In a robust economic environment, consumers drive more and increase the wear and tear on their automobiles, lifting spend on maintenance parts. During recessions when consumer spending is under pressure, people will maximize the use of their existing cars instead of buying new ones, again increasing demand for O'Reilly's products. 

Sales in the first nine months of 2020 were 14.5% higher than in the same period in the prior year, despite an economic shock due to the coronavirus pandemic. While management credits the positive impact of government stimulus on its business, it is very pleased by the continued strength in both the do-it-yourself (DIY) and do-it-for-me (DIFM) segments. 

The last two quarters set company records for comparable store sales and profitability, and while this is certainly not sustainable, it demonstrates just how resilient O'Reilly is regardless of the economic climate.

2. There is still room to grow 

According to O'Reilly management, the automotive aftermarket is highly fragmented, with the top three chains owning less than half of the total stores in the U.S. This presents O'Reilly the opportunity to grow by stealing market share from independent retailers that lack the scale and brand recognition to compete.

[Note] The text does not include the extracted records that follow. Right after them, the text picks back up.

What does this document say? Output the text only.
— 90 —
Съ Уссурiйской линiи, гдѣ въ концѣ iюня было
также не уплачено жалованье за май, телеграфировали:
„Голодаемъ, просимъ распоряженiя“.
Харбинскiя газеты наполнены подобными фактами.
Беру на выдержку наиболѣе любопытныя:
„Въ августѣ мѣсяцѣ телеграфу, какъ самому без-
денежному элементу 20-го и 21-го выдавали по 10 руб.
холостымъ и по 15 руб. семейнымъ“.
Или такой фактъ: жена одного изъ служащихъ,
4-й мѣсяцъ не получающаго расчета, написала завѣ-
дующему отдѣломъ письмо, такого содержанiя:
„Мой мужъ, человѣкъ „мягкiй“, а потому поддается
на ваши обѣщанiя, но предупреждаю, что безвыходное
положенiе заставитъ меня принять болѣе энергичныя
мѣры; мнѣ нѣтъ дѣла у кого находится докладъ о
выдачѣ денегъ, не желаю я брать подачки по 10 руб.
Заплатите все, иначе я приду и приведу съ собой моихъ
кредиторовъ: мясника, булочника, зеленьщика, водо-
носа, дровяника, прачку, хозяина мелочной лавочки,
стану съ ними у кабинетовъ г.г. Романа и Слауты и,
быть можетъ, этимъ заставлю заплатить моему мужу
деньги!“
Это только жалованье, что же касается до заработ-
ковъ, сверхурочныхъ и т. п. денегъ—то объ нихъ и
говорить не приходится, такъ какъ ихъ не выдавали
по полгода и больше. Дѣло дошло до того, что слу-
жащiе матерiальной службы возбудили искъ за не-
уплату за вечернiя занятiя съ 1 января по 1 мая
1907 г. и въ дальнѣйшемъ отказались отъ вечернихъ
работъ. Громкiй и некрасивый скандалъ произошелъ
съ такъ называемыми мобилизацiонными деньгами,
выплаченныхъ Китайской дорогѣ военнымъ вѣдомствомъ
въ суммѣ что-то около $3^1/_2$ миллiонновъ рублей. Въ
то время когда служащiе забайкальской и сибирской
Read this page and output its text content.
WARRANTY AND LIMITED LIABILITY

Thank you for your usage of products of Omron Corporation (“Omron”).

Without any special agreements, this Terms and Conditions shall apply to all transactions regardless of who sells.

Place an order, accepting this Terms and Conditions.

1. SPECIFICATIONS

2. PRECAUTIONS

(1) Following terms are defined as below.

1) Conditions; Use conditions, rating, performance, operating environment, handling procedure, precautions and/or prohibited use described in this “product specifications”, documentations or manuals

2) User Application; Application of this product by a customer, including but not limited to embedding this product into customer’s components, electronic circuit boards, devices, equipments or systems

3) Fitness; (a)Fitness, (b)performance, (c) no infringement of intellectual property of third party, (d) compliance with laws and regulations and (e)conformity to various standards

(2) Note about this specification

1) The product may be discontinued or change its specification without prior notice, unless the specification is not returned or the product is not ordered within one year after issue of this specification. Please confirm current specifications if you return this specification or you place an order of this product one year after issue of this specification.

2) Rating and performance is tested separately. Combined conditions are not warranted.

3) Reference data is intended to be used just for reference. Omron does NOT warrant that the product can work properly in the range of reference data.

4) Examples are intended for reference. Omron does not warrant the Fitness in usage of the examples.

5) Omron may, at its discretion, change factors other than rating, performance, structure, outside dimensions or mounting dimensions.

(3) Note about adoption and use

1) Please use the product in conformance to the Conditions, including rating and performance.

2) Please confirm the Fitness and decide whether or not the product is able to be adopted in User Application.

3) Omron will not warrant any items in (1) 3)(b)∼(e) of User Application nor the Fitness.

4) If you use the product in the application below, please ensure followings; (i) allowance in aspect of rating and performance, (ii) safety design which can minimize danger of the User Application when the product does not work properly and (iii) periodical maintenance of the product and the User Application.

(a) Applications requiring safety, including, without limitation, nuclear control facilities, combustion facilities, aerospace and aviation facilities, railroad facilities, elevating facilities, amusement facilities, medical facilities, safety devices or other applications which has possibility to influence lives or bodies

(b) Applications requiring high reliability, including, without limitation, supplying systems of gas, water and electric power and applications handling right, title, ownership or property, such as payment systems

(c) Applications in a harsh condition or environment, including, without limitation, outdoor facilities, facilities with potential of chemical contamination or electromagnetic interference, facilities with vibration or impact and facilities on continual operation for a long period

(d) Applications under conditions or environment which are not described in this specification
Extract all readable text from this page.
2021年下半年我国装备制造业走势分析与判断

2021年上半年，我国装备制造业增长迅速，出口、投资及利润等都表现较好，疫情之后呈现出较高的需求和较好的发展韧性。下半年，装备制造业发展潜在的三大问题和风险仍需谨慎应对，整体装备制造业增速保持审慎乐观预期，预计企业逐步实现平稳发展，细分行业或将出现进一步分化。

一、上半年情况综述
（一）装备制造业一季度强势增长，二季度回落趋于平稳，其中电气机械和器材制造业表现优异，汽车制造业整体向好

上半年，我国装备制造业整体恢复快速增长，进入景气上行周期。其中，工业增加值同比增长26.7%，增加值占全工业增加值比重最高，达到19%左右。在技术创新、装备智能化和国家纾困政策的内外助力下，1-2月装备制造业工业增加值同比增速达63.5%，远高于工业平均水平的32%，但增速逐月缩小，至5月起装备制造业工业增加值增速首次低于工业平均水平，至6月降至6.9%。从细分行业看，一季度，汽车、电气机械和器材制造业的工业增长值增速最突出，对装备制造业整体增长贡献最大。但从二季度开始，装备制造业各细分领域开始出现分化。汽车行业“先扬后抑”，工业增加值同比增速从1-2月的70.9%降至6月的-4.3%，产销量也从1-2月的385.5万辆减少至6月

Management believes that customers care less about price and more about getting the right part as quickly as possible to fix their cars and get on with their lives. Smaller shops just don't have the inventory and supply chain capabilities. 

Like other major players in different industries, the pandemic provided a chance to strengthen competitive positioning as weaker peers struggle to survive. O'Reilly is no different. The company is still opening stores (165 planned for 2020), and management has plans to eventually operate 6,500 stores in the U.S. That means there is a runway for approximately 900 more locations. 

While investors worry about how long the company's key demand driver (miles driven) will remain under pressure, O'Reilly will continue on with its growth plans. 

3. The stock is cheap 

Over the past 12 months, the S&P 500 is up 16%, more than twice O'Reilly's performance during the same time period. I believe this is due to those investor fears mentioned earlier. But given the company's long history of revenue and profit growth, coupled with its recession-proof business model, the stock is undervalued today. 

Further boosting per-share returns is a consistent share-buyback program, one that has led to a near halving of the total shares outstanding over the last decade. Although this program was put on pause as the coronavirus pandemic started, it has since resumed and management will continue utilizing this method of returning excess cash to shareholders. 

O'Reilly hasn't kept up with the stock market's recent rally, but now is the time to get in on this boring, and lucrative, company.